Identification and differential accumulation of two isoforms of the CF1-beta subunit under high light stress in Brassica rapa.

The chloroplast ATP synthase coupling factor CF1 complex contains five nonidentical subunits, alpha, beta, gamma, delta, and epsilon, with a stoichiometry of 3:3:1:1:1. The beta subunit contains the catalytic site for ATP synthesis during photooxidative phosphorylation in the chloroplast. In this study, we have identified two isoforms of the CF1-beta subunit at 56 and 54 kDa in the chloroplast of Brassica rapa, through isolation/purification, proteolytic digestion and internal peptide sequencing. Examining their accumulation pattern demonstrates that both isoforms coexist during chloroplast biogenesis and in mature thylakoid membranes, but the 54 kDa isoform is more apparently upregulated by light or under light stress. LiDS-PAGE shows that the 56 kDa is a major isoform of the CF1-beta subunit under normal light conditions, and its amount was not influenced during high light or other light stress treatments. The 54 kDa isoform is a minor band at normal conditions; however, it significantly increased under excess light stresses, such as high or low light with drought and/or high temperature. Particularly, a ninefold increase was observed after 8-10 h of high light treatment with drought and high temperature. The results suggest that light stress induction of the 54 kDa CF1-beta isoform may present a positive response during chloroplast photoacclimation.

Biochemical and molecular characterization of photosystem I deficiency in the NCS6 mitochondrial mutant of maize.

Interorganellar signaling interactions are poorly understood. The maize non-chromosomal stripe (NCS) mutants provide models to study the requirement of mitochondrial function for chloroplast biogenesis and photosynthesis. Previous work suggested that the NCS6 mitochondrial mutation, a cytochrome oxidase subunit 2 (cox2) deletion, is associated with a malfunction of Photosystem I (PSI) in defective chloroplasts of mutant leaf sectors (Gu et al., 1993). We have now quantified the reductions of photosynthetic rates and PSI activity in the NCS6 defective stripes. Major reductions of the plastid-coded PsaC and nucleus-coded PsaD and PsaE PSI subunits and of their corresponding mRNAs are seen in mutant sectors; however, although the psaA/B mRNA is greatly reduced, levels of PsaA and PsaB (the core proteins of PSI) are only slightly decreased. Levels of the PsaL subunit and its mRNA appear to be unchanged. Tested subunits of other thylakoid membrane complexes--PSII, Cyt b6/f, and ATP synthase, have minor (or no) reductions within mutant sectors. The results suggest that specific signaling pathways sense the dysfunction of the mitochondrial electron transport chain and respond to down-regulate particular PSI mRNAs, leading to decreased PSI accumulation in the chloroplast. The reductions of both nucleus and plastid encoded components indicate that complex interorganellar signaling pathways may be involved.

Brassica rapa plants adapted to microgravity with reduced photosystem I and its photochemical activity.

The photosynthetic apparatus contains several protein complexes, many of which are regulated by environmental conditions. In this study, the influences of microgravity on PSI and PSII in Brassica rapa plants grown aboard the space shuttle were examined.
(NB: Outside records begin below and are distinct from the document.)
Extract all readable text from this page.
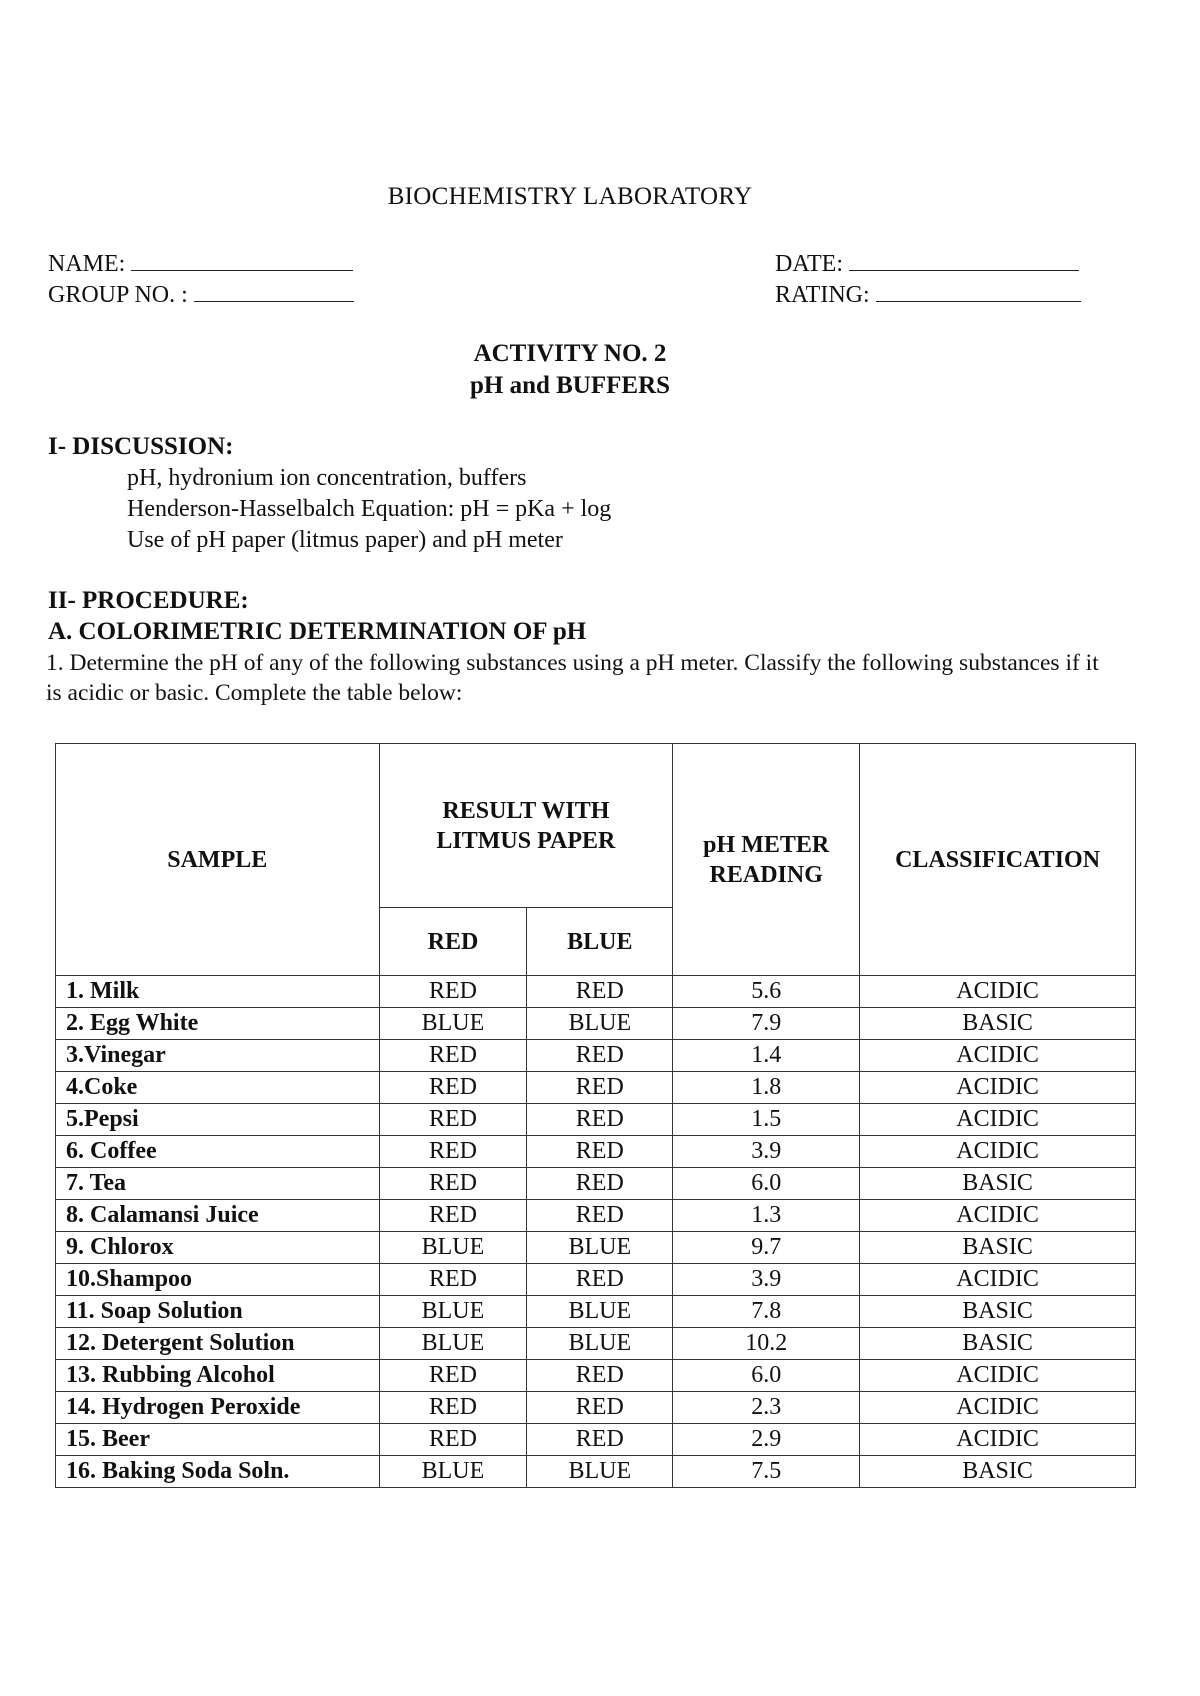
BIOCHEMISTRY LABORATORY
NAME:
GROUP NO. :
DATE:
RATING:
ACTIVITY NO. 2
pH and BUFFERS
I- DISCUSSION:
pH, hydronium ion concentration, buffers
Henderson-Hasselbalch Equation: pH = pKa + log
Use of pH paper (litmus paper) and pH meter
II- PROCEDURE:
A. COLORIMETRIC DETERMINATION OF pH
1. Determine the pH of any of the following substances using a pH meter. Classify the following substances if it is acidic or basic. Complete the table below:
SAMPLE	RESULT WITH LITMUS PAPER		pH METER READING	CLASSIFICATION
	RED	BLUE		
1. Milk	RED	RED	5.6	ACIDIC
2. Egg White	BLUE	BLUE	7.9	BASIC
3.Vinegar	RED	RED	1.4	ACIDIC
4.Coke	RED	RED	1.8	ACIDIC
5.Pepsi	RED	RED	1.5	ACIDIC
6. Coffee	RED	RED	3.9	ACIDIC
7. Tea	RED	RED	6.0	BASIC
8. Calamansi Juice	RED	RED	1.3	ACIDIC
9. Chlorox	BLUE	BLUE	9.7	BASIC
10.Shampoo	RED	RED	3.9	ACIDIC
11. Soap Solution	BLUE	BLUE	7.8	BASIC
12. Detergent Solution	BLUE	BLUE	10.2	BASIC
13. Rubbing Alcohol	RED	RED	6.0	ACIDIC
14. Hydrogen Peroxide	RED	RED	2.3	ACIDIC
15. Beer	RED	RED	2.9	ACIDIC
16. Baking Soda Soln.	BLUE	BLUE	7.5	BASIC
We found that Brassica plants grown in space had a normal level of growth relative to controls under similar conditions on Earth. Upon return to Earth, cotyledons were harvested and thylakoid membranes were isolated. Analysis of chlorophyll contents showed that the Chl a/b ratio (3.5) in flight cotyledons was much higher than a ratio of 2.42 in the ground controls. The flight samples also had a reduction of PSI complexes and a corresponding 30% decrease of PSI photochemical activity. Immunoblotting showed that the reaction centre polypeptides of PSI were more apparently decreased (e.g. by 24-33% for PsaA and PsaB, and 57% for PsaC) than the light-harvesting complexes. In comparison, the accumulation of PSII complex was less affected in microgravity, thus only a slight reduction in D1, D2 and LHCII was observed in protein blots. However, there was a 32% decrease of OEC1 in the flight samples, indicating a defective OEC subcomplex. In addition, an average 54% increase of the 54 kDa CF1-beta isoform was found in the flight samples, suggesting that space-grown plants suffered from certain stresses, consistent with implications of the increased Chl a/b ratio. Taken together, the results demonstrated that Brassica plants can adapt to spaceflight microgravity, but with significant alterations in chloroplast structures and photosynthetic complexes, and especially reduction of PSI and its activity.